= Poudre City, Colorado =

Ghost town in Colorado, United States

Poudre City is a ghost town located in the foothills of the Rocky Mountains in northwestern Larimer County, Colorado, United States. The town was founded in 1890 around a gold reducing stamp mill. The town was destroyed on June 10, 1891 when the Chambers Lake dam burst and swept down the Poudre Canyon. All that remains of the town today is the chimney from the stamp mill.

==History==
In the late 1800s, it was suspected that there was gold in Larimer County and in the hills of the Poudre Canyon and many prospectors moved to the area. John Zimmerman built a 5 stamp gold reducing stamp mill in 1890 to process the ore being brought out of the area. A saloon, general store, hotel and houses sprouted in the area surrounding the mill.

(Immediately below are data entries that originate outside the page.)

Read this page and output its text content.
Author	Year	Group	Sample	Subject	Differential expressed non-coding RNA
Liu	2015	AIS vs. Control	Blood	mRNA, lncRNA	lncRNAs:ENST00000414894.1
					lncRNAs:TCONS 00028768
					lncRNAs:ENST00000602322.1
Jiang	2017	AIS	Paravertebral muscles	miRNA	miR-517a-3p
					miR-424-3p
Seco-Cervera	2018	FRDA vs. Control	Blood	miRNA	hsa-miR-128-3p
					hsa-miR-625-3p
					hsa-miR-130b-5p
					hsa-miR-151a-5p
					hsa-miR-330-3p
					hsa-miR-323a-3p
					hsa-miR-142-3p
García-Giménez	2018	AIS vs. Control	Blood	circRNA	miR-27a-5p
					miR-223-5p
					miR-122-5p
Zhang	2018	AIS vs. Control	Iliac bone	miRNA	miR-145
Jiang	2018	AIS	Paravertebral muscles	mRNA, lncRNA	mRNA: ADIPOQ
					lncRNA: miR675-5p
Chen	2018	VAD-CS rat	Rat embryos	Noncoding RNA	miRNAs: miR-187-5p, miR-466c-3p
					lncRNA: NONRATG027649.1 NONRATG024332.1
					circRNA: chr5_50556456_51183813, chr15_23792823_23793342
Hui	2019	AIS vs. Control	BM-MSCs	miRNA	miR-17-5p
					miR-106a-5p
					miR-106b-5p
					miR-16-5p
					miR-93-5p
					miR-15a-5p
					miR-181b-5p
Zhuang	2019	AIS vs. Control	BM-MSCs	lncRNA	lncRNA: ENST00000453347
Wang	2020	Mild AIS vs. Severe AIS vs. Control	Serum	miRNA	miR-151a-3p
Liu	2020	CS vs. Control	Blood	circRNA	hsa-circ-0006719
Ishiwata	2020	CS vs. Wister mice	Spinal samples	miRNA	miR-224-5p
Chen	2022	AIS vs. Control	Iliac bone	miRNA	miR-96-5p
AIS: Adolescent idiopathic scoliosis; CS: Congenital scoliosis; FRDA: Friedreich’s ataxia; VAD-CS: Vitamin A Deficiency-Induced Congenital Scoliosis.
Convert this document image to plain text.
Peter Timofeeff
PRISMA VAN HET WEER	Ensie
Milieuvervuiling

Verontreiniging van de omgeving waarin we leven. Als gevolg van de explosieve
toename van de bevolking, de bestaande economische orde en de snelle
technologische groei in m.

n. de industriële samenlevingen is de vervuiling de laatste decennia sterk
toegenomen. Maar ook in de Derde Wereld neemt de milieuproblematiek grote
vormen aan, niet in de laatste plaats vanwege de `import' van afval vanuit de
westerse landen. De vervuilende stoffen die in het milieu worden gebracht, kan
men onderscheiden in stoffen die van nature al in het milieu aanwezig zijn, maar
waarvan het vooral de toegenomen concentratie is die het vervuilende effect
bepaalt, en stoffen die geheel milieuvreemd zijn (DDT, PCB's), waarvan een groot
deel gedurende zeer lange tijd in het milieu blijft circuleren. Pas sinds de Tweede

Shortly after the mill's construction, it was determined that the ore bore very little gold, and Zimmerman sold it to pursue other endeavors in the area.

In 1891, Zimmerman inspected the dam at Chamber's Lake and had determined it was severely undersized and likely to give way. He had corresponded with the Larimer County Ditch Company, the owner of the lake, and even had hosted the company's Chief Engineer, William Rist, but the dam was not corrected. On the morning of June 10, 1891, the dam gave way. Poudre City, being on the banks of the Poudre River, and directly downstream of Chamber's Lake was in a very vulnerable position. Zimmerman had been out working the fields some 3 1/2 miles (5.6 km) upstream that morning and heard the tell tale sounds of water rushing down the canyon. He rode into town to warn the residents to move to higher ground. The flood waters destroyed the entire town and left nothing behind, save for the chimney of the stamp mill, which survives to this day.

In 1973, the Colorado State Historical Society placed a plaque at the base of the mill.